Рассказ змеи о том, как у нее появились зубы
– Тише, тише, тише. Подвинься ближе. Смотри в глаза.
Я всегда была очаровательным существом, нежным, чувствительным и благодарным. И мудрым. И благородным. И таким гибким в извивах стройного тела, что тебе будет радостью взглянуть на тихую пляску мою; вот в кольца свернусь я, тускло блесну чешуёю, сама обовью себя с нежностью и в нежно-холодных объятиях умножу стальное тело. Одна во множестве! Одна во множестве!
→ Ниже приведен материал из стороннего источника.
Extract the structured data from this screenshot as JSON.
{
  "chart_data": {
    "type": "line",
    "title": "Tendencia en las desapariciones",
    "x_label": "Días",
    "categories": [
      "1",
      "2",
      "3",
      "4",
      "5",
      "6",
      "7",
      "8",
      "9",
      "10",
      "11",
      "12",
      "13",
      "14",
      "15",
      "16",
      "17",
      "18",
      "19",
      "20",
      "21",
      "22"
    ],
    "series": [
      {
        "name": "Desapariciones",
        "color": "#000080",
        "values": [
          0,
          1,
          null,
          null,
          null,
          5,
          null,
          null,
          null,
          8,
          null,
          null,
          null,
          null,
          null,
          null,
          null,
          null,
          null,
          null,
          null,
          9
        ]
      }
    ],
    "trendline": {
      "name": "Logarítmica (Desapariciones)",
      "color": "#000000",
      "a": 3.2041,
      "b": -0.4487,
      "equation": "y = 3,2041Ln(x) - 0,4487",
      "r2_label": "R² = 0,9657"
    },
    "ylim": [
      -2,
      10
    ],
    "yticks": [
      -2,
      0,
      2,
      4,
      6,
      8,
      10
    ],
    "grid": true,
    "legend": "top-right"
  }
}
Тише. Тише. Смотри в глаза.
Тебе не нравятся покачивания мои и мой прямой, открытый взгляд? Ах, тяжела голова моя, и оттого покачиваюсь я тихо. Ах, тяжела голова моя, и оттого смотрю я прямо, покачиваясь. Подвинься ближе. Дай мне тепла немного, погладь перстами мой мудрый лоб: в его прекрасных очертаниях найдешь ты образ чаши, в которую стекает мудрость, роса ночных цветов. Когда извивами черчу я воздух, в нем остается след, узор тончайшей паутины, сплетенье сонных чар, очарование бесшумного движения, неслышный свист скользящих линий. Молчу и качаюсь, смотрю и качаюсь – что за странную тяжесть ношу я на шее?
Я люблю тебя.
Я всегда была очаровательным существом и любила нежно тех, кого любила. Подвинься ближе. Ты видишь мои беленькие, острые, очаровательные зубки? – целуя, я кусала. Не больно, нет: немного. От нежности, лаская, кусала я немного, до первых светлых капелек, до крика, похожего на смех, когда щекочут. Это очень приятно, не думай: иначе не возвращались бы ко мне за поцелуями, кого я целовала. Это теперь я могу поцеловать только раз – как печально: только раз. Один поцелуй на каждого… как мало для любящего сердца, чувствительной души, стремящейся к великому слиянию. Но это только я, печальная, целую раз и вновь должна искать любви – он другой любви уже не знает, для него нерасторжим и вечен мой брачный, нежный, единый поцелуй. Я говорю с тобой доверчиво; и когда кончу мой рассказ… я тебя поцелую.
Я люблю тебя.
Смотри в глаза. Не правда ли, какой великолепный, какой державный взор? И твердый. И прямой. И пристальный, как сталь, приставленная к сердцу… смотрю и качаюсь, смотрю и чарую, в зеленых глазах собираю твой страх, твою любовную, усталую, покорную тоску. Подвинься ближе. Это теперь я царица, и ты не смеешь не видеть моей красоты, а было странное время… Ах, какое странное время! При одном воспоминании я волнуюсь – ах, какое странное время! Меня не любили. Меня не чтили. С жестокою свирепостью меня преследовали, топтали в грязь и издевались – ах, какое странное время! Одна во множестве! Одна во множестве!